Vitoriosos e derrotados farão mais pressão

Os focos da artilharia no partido já se delineiam - a seção carioca, que ameaça uma catarse pelo pior desempenho de sua história; a cearense , provavelmente vitoriosa em sua queda de braço com a direção nacional; e a de Belo Horizonte, cujo prefeito reeleito, Fernando Pimentel, foi o primeiro a disparar contra o caráter excessivamente paulista do comando petista. Virão de Fernando Pimentel também, como o prefeito declarou à Maria Lúcia Delgado e Ivana Moreira, do Valor, fortes pressões por mudanças na Lei de Responsabilidade Fiscal que permitam aos municípios aumentarem sua capacidade de endividamento. Some-se a isso a ofensiva do futuro prefeito de São Paulo por mudanças no indexador da dívida. Essa pressão virá, seja qual for o resultado da eleição paulistana. Mas se o eleito for José Serra, a queda de braço com a Fazenda adquire uma feição mais política e com maiores consequências para 2006. Vinda do PSDB, a contestação à Lei de Responsabilidade Fiscal ameaça violar a paternidade do projeto que tanto orgulha o partido. Para responder à retomada dessas pressões, diz Sallum Jr., é natural que Antonio Palocci sobrepuje José Dirceu como guardião das hostes governamentais. A essas pressões sobre a Fazenda e o Banco Central, Alexandre Marinis, analista político do Crédit Suisse First Boston, soma a reforma ministerial, cujas negociações costumam tornar mais lentas as votações no Congresso. É natural que, nesta reforma ministerial, o PTB e o PL queiram avançar sobre o espaço pemedebista no governo.
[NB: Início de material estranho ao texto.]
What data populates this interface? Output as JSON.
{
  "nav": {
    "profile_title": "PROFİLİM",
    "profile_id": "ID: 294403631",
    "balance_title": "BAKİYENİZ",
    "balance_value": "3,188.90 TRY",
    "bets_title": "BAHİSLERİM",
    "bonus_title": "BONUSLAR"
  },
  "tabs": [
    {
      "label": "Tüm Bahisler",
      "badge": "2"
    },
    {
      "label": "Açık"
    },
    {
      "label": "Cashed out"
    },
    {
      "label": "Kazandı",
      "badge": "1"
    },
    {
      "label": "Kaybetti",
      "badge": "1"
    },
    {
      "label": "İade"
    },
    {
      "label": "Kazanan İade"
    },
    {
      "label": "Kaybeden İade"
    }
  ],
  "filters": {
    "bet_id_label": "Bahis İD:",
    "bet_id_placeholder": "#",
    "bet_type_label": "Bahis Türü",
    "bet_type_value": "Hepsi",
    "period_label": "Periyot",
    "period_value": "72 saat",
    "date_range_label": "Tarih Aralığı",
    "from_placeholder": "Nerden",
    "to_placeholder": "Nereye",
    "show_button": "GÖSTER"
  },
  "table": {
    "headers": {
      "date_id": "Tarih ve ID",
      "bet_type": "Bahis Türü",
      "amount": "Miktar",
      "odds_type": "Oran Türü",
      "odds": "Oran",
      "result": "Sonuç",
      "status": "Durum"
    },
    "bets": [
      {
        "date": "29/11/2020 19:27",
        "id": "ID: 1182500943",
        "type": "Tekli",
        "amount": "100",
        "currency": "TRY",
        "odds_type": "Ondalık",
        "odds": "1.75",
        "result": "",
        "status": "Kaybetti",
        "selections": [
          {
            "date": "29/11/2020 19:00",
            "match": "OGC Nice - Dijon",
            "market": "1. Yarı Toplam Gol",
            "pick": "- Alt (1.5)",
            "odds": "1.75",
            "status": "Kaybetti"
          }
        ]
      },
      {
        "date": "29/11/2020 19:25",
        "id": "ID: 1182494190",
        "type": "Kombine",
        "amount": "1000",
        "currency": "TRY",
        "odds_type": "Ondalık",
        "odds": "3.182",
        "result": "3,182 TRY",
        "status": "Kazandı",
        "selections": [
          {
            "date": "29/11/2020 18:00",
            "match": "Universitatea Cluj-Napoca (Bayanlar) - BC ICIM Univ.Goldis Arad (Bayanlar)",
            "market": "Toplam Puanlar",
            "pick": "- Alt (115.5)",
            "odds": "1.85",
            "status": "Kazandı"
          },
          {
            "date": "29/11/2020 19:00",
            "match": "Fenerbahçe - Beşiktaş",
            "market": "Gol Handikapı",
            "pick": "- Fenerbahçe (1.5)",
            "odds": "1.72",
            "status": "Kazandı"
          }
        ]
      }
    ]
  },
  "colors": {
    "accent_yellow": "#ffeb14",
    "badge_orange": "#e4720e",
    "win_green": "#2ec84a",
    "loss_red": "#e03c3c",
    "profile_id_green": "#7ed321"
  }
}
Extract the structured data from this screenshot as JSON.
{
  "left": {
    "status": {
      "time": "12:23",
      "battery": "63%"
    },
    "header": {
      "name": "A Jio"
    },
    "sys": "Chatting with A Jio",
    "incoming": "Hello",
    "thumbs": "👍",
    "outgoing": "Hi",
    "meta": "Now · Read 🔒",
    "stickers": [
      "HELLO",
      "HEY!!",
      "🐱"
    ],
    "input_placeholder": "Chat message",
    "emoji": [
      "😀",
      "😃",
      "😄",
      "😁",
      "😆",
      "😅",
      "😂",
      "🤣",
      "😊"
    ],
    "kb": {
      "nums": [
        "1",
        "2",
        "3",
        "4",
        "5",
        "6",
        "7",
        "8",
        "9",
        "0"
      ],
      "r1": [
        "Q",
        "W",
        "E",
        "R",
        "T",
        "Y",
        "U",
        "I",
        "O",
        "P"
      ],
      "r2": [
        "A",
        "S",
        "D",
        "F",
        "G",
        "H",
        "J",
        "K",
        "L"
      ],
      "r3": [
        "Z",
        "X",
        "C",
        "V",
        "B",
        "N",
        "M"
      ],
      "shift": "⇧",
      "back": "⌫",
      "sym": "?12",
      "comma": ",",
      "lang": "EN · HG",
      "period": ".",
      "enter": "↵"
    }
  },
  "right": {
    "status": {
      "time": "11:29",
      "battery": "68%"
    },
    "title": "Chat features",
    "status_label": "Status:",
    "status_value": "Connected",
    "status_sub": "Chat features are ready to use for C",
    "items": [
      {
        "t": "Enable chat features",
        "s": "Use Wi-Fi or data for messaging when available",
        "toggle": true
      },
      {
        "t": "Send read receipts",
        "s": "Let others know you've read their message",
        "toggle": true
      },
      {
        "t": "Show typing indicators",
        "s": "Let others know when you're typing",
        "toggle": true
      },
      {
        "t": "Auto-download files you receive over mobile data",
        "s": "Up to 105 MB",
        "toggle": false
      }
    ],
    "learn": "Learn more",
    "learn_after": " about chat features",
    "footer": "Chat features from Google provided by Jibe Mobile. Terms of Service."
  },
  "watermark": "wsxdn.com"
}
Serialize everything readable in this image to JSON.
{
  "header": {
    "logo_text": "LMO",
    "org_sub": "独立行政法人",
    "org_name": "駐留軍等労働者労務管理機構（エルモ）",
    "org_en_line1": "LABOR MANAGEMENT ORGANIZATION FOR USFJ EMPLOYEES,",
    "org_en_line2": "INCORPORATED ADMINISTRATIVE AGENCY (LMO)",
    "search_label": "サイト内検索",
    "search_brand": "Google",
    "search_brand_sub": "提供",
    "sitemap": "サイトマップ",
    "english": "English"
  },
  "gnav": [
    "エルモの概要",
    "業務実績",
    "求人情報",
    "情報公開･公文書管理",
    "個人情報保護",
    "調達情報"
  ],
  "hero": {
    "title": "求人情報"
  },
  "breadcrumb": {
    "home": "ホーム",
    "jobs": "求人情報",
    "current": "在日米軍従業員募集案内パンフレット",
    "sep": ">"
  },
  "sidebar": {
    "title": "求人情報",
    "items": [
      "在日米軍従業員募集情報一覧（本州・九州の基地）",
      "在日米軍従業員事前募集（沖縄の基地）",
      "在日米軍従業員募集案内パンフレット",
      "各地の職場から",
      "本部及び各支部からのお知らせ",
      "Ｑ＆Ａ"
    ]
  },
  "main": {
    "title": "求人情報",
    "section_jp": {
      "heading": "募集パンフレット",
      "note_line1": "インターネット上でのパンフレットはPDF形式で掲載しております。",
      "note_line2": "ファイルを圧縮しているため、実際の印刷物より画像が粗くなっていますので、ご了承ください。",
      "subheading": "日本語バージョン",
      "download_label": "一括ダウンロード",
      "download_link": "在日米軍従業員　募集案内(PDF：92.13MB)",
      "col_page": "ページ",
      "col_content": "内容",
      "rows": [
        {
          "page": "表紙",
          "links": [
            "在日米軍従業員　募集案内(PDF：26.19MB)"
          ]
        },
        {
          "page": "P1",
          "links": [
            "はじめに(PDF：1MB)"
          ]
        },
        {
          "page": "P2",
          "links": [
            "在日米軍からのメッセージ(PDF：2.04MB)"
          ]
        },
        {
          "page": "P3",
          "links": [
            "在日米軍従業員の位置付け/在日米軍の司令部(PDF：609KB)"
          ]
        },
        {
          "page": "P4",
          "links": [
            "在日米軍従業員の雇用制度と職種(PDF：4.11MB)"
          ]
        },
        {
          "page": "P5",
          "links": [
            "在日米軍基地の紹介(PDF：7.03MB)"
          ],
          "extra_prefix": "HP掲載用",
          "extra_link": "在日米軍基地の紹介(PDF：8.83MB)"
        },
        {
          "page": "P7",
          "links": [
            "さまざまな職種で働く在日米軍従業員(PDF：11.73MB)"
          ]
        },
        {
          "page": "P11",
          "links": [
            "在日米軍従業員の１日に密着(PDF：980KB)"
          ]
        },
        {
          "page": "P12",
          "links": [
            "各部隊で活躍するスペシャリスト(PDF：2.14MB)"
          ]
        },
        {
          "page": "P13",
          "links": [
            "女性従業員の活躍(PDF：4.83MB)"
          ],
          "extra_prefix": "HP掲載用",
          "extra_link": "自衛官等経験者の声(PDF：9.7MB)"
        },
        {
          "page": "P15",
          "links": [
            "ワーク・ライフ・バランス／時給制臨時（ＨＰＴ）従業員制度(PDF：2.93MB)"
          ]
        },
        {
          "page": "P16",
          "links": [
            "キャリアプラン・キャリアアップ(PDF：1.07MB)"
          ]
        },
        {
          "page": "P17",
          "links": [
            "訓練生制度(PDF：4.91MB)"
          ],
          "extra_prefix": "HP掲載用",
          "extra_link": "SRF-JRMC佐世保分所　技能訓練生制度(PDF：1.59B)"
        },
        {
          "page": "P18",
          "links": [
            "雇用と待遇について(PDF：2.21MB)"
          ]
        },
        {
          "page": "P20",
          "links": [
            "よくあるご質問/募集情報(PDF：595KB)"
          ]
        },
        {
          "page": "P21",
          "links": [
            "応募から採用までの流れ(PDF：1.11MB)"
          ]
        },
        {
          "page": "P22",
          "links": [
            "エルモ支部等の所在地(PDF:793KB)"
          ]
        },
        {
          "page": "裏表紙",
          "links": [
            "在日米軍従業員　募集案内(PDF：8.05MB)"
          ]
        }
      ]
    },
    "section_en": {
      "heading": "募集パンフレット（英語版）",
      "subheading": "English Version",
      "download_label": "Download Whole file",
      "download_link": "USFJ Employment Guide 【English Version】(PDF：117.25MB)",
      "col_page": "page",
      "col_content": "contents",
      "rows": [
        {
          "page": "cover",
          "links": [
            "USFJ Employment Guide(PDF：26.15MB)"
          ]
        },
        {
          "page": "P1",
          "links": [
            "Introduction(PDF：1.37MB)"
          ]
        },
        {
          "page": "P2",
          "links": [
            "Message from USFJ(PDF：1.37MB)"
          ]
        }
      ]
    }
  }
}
Os primeiros foram os aliados que mais cresceram, enquanto o PMDB, apesar de se manter como o partido com o maior número de prefeitos do país, foi a legenda que mais perdeu municípios e votos. Dessas injunções, não se queira atribuir a uma eleição destinada a avaliar os candidatos melhor equipados para oferecer um transporte melhor e mais barato para a população ou os melhores postos de saúde, a capacidade de ditar os rumos do país pelo próximo biênio. Mas, depois do freio de arrumação, os partidos fazem contas, somam votos e contam os seus efetivos. O que as urnas de segundo turno devem confirmar, lembra Marinis, é que em 2005 os partidos governistas terão 2/3 dos municípios. Essa vantagem numérica apenas se traduzirá em benesses políticas se a gestão Luiz Inácio Lula da Silva continuar oferecendo motivos para estes partidos continuarem governistas. É disso que viverão os políticos de domingo em diante.